Mechanism of Dimer Formation of the 90‐kDa Heat‐Shock Protein

This study describes the mechanism of homodimer formation of the 90‐kDa heat‐shock protein (HSP90). In eukaryotic cells, there are two HSP90 isoforms, α and β, encoded by two separate genes. HSP90α exists predominantly as a homodimer, HSP90β mainly as a monomer. Analysis by native PAGE revealed that bacterially expressed HSP90α fused to glutathione S ‐transferase (GST) existed as a high‐molecular‐mass oligomer, and was converted to a homodimer following removal of the fusion enzyme by thrombin cleavage. A deletion mutant, HSP90αD44–603, formed a monomer and an N‐terminal truncated mutant, HSP90α533–732, existed as a dimer, indicating that the dimer‐forming ability resides somewhere in the C‐terminal 200 amino acids. Limited proteolysis of the C‐terminal 200 amino acids of HSP90α with chymotrypsin produced the C‐terminal 16‐kDa fragment (Met628/Ala629–Asp732) and its adjacent more N‐terminal 13‐kDa fragment (Val542–Tyr627/Met628). Size‐exclusion HPLC and two‐dimensional PAGE analyses demonstrated that these two chymotryptic fragments bound each other.
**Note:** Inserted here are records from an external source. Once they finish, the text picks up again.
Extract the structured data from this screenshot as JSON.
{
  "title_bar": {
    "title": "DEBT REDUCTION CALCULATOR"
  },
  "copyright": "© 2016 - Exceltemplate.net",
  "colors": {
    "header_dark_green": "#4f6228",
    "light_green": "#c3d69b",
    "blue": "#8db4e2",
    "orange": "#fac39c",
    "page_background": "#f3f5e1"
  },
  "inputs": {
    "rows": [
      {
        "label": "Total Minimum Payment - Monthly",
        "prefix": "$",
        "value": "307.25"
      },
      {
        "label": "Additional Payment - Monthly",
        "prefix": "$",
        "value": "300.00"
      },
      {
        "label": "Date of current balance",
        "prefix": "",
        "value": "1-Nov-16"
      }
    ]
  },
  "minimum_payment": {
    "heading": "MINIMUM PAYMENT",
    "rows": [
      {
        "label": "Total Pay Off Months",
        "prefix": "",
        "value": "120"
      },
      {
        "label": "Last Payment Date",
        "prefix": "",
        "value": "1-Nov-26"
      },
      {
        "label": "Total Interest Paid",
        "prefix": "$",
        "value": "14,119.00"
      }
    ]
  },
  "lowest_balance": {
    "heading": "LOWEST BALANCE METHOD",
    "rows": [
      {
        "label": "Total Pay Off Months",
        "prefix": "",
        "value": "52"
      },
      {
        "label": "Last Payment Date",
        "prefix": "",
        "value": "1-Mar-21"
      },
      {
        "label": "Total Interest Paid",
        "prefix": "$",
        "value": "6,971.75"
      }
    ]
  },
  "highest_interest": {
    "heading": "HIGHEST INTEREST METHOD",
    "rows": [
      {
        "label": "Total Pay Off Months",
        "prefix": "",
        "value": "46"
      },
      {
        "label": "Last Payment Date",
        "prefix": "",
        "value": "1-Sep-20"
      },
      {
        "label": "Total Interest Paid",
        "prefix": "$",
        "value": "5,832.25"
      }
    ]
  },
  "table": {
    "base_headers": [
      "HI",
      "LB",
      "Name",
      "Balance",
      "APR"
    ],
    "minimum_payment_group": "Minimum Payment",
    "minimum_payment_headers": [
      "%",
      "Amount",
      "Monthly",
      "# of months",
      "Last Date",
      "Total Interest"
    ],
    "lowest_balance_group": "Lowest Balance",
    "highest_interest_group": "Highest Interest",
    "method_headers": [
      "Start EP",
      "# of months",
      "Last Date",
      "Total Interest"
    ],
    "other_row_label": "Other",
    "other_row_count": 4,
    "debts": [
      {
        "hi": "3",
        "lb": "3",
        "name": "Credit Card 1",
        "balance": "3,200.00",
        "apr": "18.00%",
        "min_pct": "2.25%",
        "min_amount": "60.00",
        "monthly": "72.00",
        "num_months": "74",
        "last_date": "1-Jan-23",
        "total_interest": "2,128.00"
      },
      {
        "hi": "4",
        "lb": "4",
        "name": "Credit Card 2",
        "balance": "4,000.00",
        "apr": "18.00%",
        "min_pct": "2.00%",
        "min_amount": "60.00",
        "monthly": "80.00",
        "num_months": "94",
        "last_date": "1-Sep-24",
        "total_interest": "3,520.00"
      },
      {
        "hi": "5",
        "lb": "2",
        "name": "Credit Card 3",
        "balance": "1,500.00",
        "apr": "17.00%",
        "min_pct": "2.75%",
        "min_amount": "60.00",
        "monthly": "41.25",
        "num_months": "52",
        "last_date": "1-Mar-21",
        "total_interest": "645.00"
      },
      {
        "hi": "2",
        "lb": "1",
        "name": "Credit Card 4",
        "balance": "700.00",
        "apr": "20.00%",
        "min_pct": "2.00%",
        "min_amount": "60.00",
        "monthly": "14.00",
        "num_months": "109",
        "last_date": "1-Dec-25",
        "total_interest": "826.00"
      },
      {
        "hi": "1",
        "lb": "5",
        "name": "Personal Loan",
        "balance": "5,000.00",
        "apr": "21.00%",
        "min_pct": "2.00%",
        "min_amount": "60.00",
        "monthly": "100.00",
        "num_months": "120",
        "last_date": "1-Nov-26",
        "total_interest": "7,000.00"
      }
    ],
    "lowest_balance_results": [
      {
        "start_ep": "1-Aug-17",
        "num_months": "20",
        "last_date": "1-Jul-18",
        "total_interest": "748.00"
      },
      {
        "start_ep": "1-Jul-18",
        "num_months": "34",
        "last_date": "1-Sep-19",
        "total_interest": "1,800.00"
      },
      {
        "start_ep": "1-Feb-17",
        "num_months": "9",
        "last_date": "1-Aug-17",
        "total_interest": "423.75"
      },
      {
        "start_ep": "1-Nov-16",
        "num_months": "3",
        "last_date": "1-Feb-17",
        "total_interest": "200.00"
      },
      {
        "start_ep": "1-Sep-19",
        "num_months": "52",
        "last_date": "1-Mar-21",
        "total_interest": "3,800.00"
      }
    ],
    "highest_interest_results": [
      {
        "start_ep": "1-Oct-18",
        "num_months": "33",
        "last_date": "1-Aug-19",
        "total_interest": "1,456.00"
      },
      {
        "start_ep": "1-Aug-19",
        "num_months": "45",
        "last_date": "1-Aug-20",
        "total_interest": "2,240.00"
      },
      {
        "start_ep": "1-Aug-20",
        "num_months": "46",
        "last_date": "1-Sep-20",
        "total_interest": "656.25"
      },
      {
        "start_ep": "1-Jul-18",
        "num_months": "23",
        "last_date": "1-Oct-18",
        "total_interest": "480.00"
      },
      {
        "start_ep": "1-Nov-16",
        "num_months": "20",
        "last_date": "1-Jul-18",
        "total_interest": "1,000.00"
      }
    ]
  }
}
The C‐terminal 198 amino acids as well as the full‐length form of HSP90β revealed a lower dimer‐forming activity than HSP90α. Expression of the chimeric proteins at the C‐terminal 198 amino acids of the α and β isoforms further indicated that the 16 amino acid substitutions locating between amino acids 561 and 685 account for the impeded dimerization of HSP90β. A leucine zipper motif (Met402–Leu423) was unlikely to be involved in the dimer formation. Taken together, these results indicate that the dimeric structure of HSP90α is mediated by the C‐terminal 191 amino acids and consists of duplicate interactions of the C‐terminal region (Met628/Ala629–Asp732) of one subunit and the adjacent more N‐terminal region (Val542–Try627/Met628) of the other subunit.